25 . Bölüm - "Karım o benim."

522 46 313
                                    

Finale ramak kaldı..
Ve sizden bol bol yorum talep ediyor, keyifli okumalar diliyorum...

....☕📚....

Ağır adımlarla eve doğru yürüyorlardı. Kocası elini omzuna atıp sarılmış, Selin'de elini beline götürmüştü.

"Özlemişim seninle yürüyüş yapmayı güzelim."

"Bende."

Yekta karısının başından öperek gülümsemiş, derin bir nefes alarak bakışlarını duyduğu seslerden tarafa çevirmişti. Evin önünde oğlu ile yabancı bir adamın tartıştığını gördüğünde karısına kısa bir bakış attı.

"Ne oluyor?"

"Bilmiyorum, anlarız şimdi."

Selin biraz daha dikkatli baktığında ve kulağını dolduran konuşmalardan Asaf'ın kiminle tartıştığını anlamıştı. Yekta yanlarına gitmek için harekete geçtiğinde ise izin vermeyerek kolundan tutarak durdurdu.

"Kendi meselesi.

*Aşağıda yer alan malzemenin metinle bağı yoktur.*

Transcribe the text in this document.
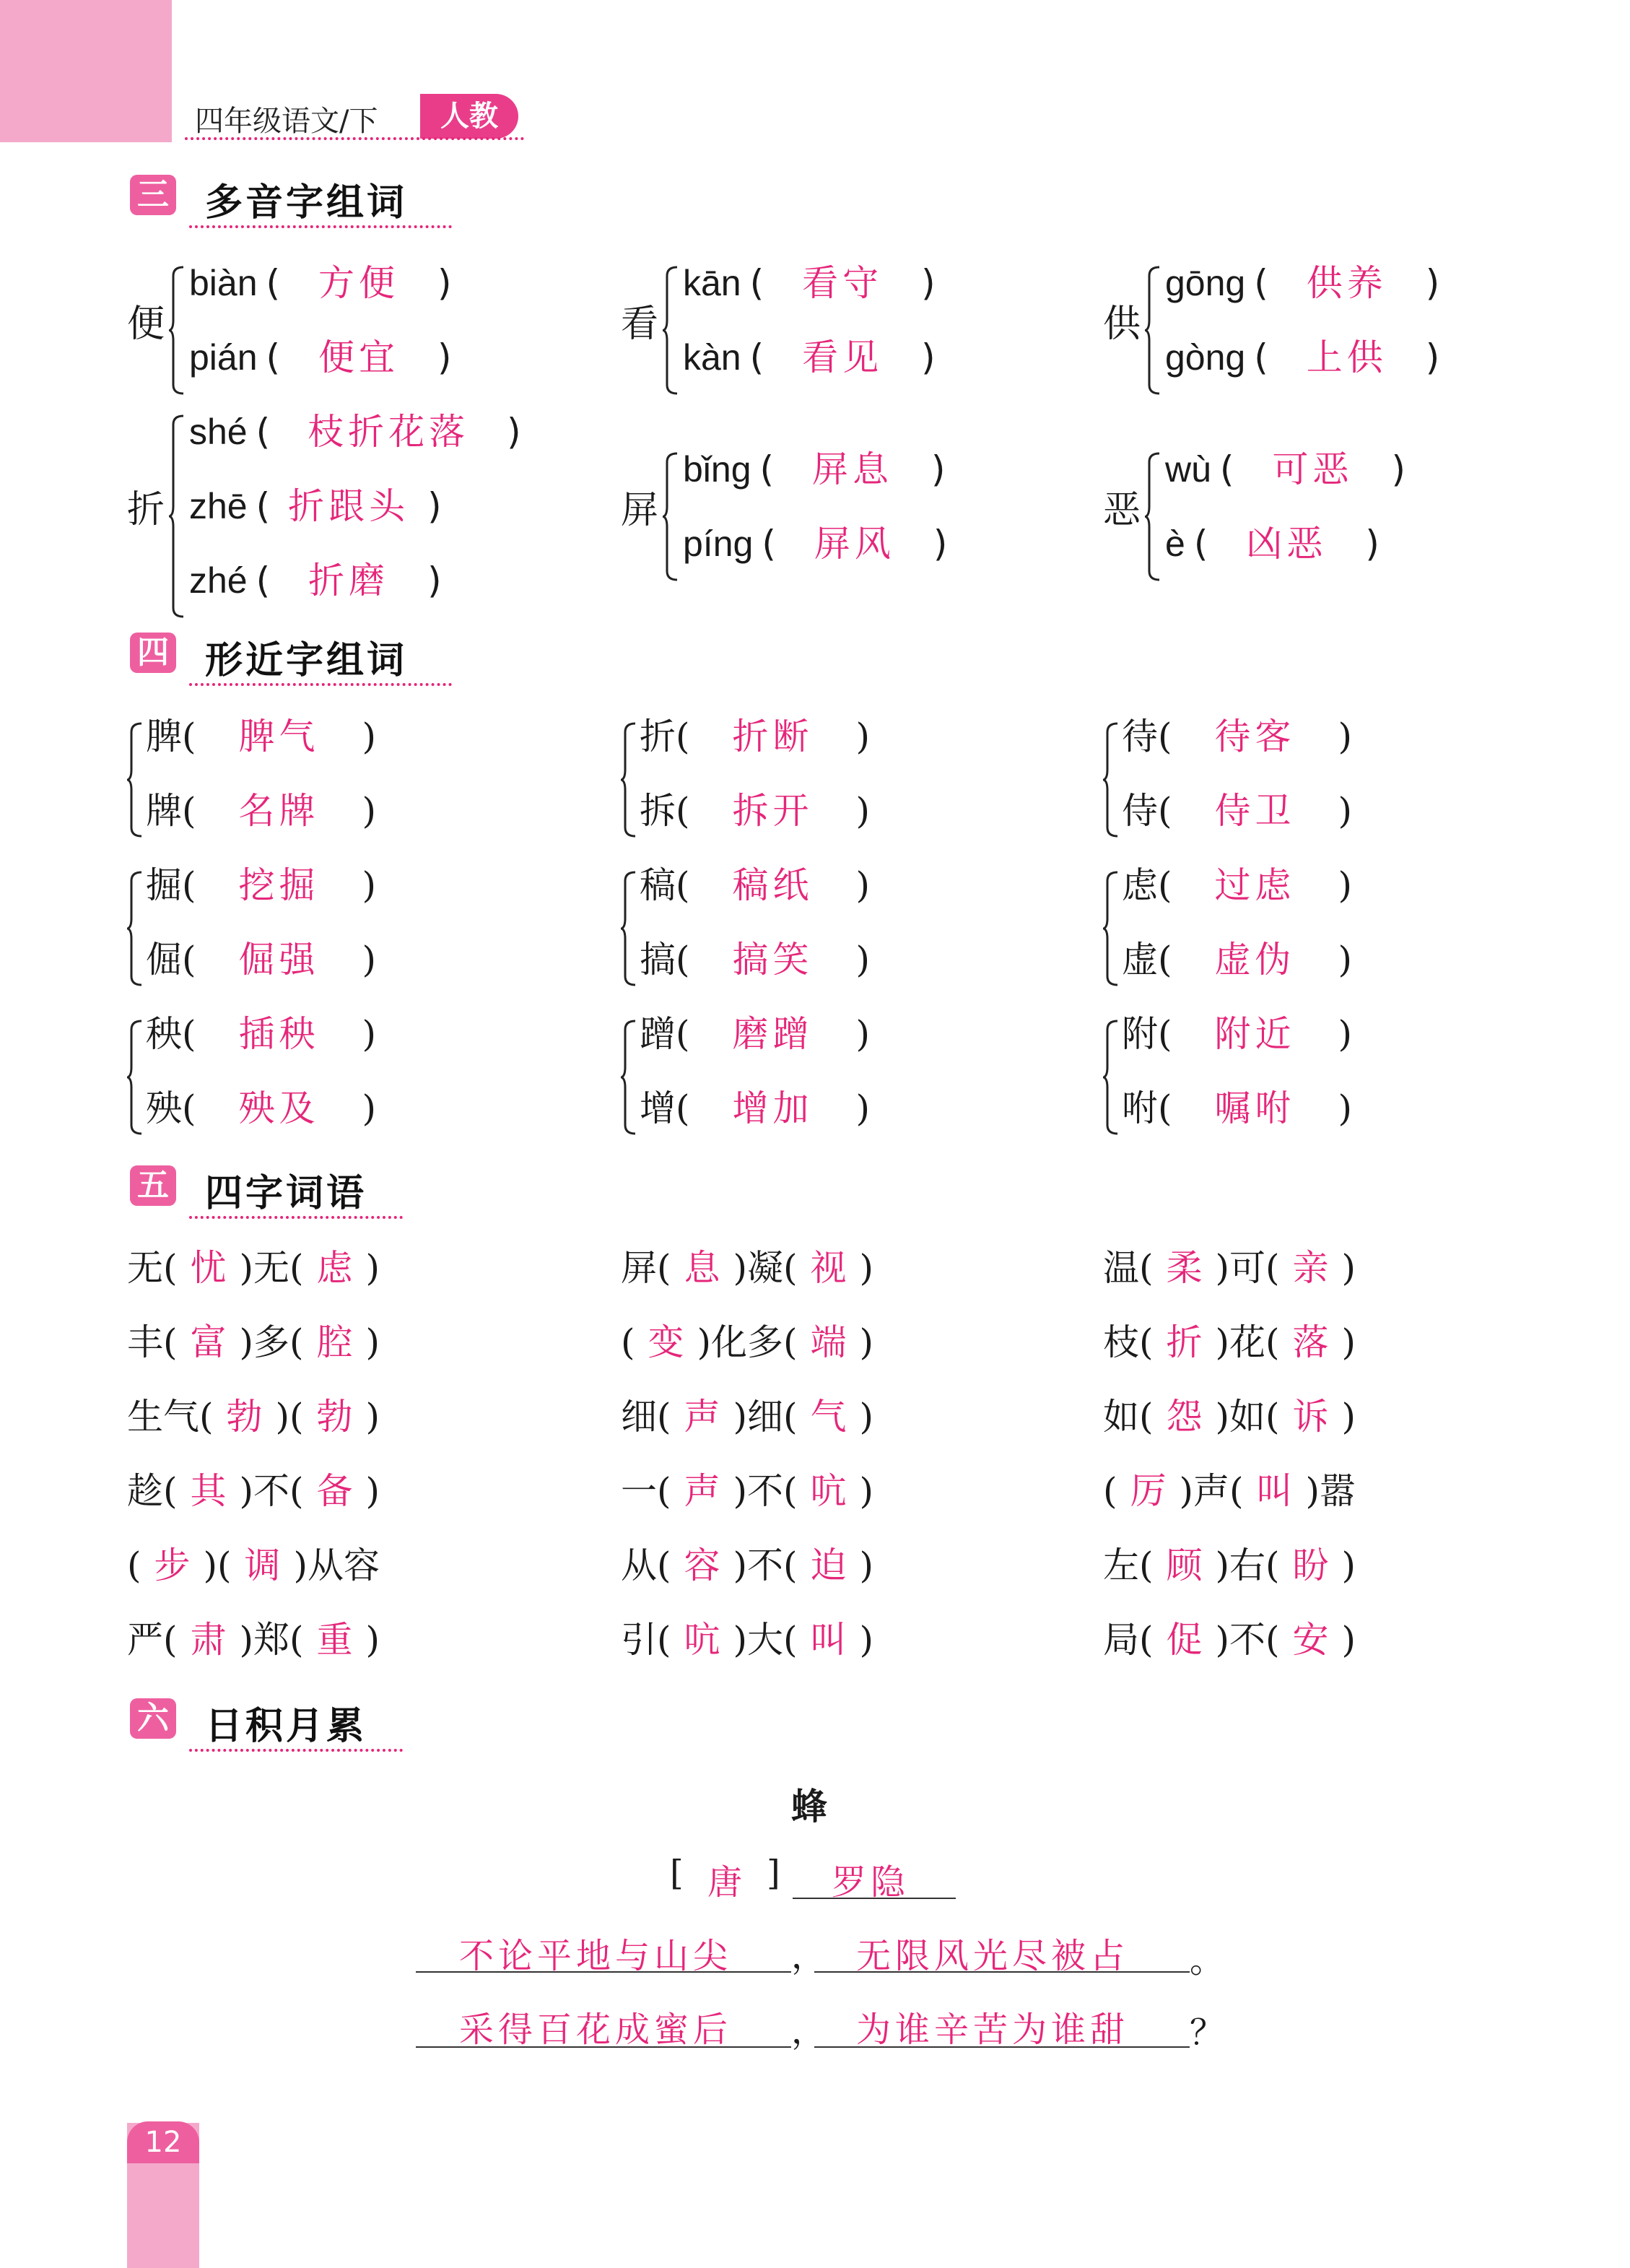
四年级语文/下	人教
三 多音字组词
便
biàn ( 方便 )
pián ( 便宜 )
看
kān ( 看守 )
kàn ( 看见 )
供
gōng ( 供养 )
gòng ( 上供 )
折
shé ( 枝折花落 )
zhē ( 折跟头 )
zhé ( 折磨 )
屏
bǐng ( 屏息 )
píng ( 屏风 )
恶
wù ( 可恶 )
è ( 凶恶 )
四 形近字组词
脾( 脾气 )
牌( 名牌 )
折( 折断 )
拆( 拆开 )
待( 待客 )
侍( 侍卫 )
掘( 挖掘 )
倔( 倔强 )
稿( 稿纸 )
搞( 搞笑 )
虑( 过虑 )
虚( 虚伪 )
秧( 插秧 )
殃( 殃及 )
蹭( 磨蹭 )
增( 增加 )
附( 附近 )
咐( 嘱咐 )
五 四字词语
无( 忧 )无( 虑 )	屏( 息 )凝( 视 )	温( 柔 )可( 亲 )
丰( 富 )多( 腔 )	( 变 )化多( 端 )	枝( 折 )花( 落 )
生气( 勃 )( 勃 )	细( 声 )细( 气 )	如( 怨 )如( 诉 )
趁( 其 )不( 备 )	一( 声 )不( 吭 )	( 厉 )声( 叫 )嚣
( 步 )( 调 )从容	从( 容 )不( 迫 )	左( 顾 )右( 盼 )
严( 肃 )郑( 重 )	引( 吭 )大( 叫 )	局( 促 )不( 安 )
六 日积月累
蜂
[ 唐 ] 罗隐
不论平地与山尖 ， 无限风光尽被占 。
采得百花成蜜后 ， 为谁辛苦为谁甜 ？
12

Emanetine sahip çıkmayı öğrenmeli."

Yekta olduğu yerde durup karısını başı ile onaylamış, izlemeye koyulmuşlardı. Asaf karşısındaki adamı öfkeyle itekleyerek bırakmış ve bir daha gelmemesini söylemişti.

Burnundan soluyan adam uzaklaştığın da ise Selin ve kocası oğullarının dibinde bitmişti. Eslem'de yanlarına gelmiş, annesinin gözleri ile Mehri'yi işaret etmesi ile ne demek istediğini anlamış ve ayakta zor duran genç kadını alarak içeri geçmişti.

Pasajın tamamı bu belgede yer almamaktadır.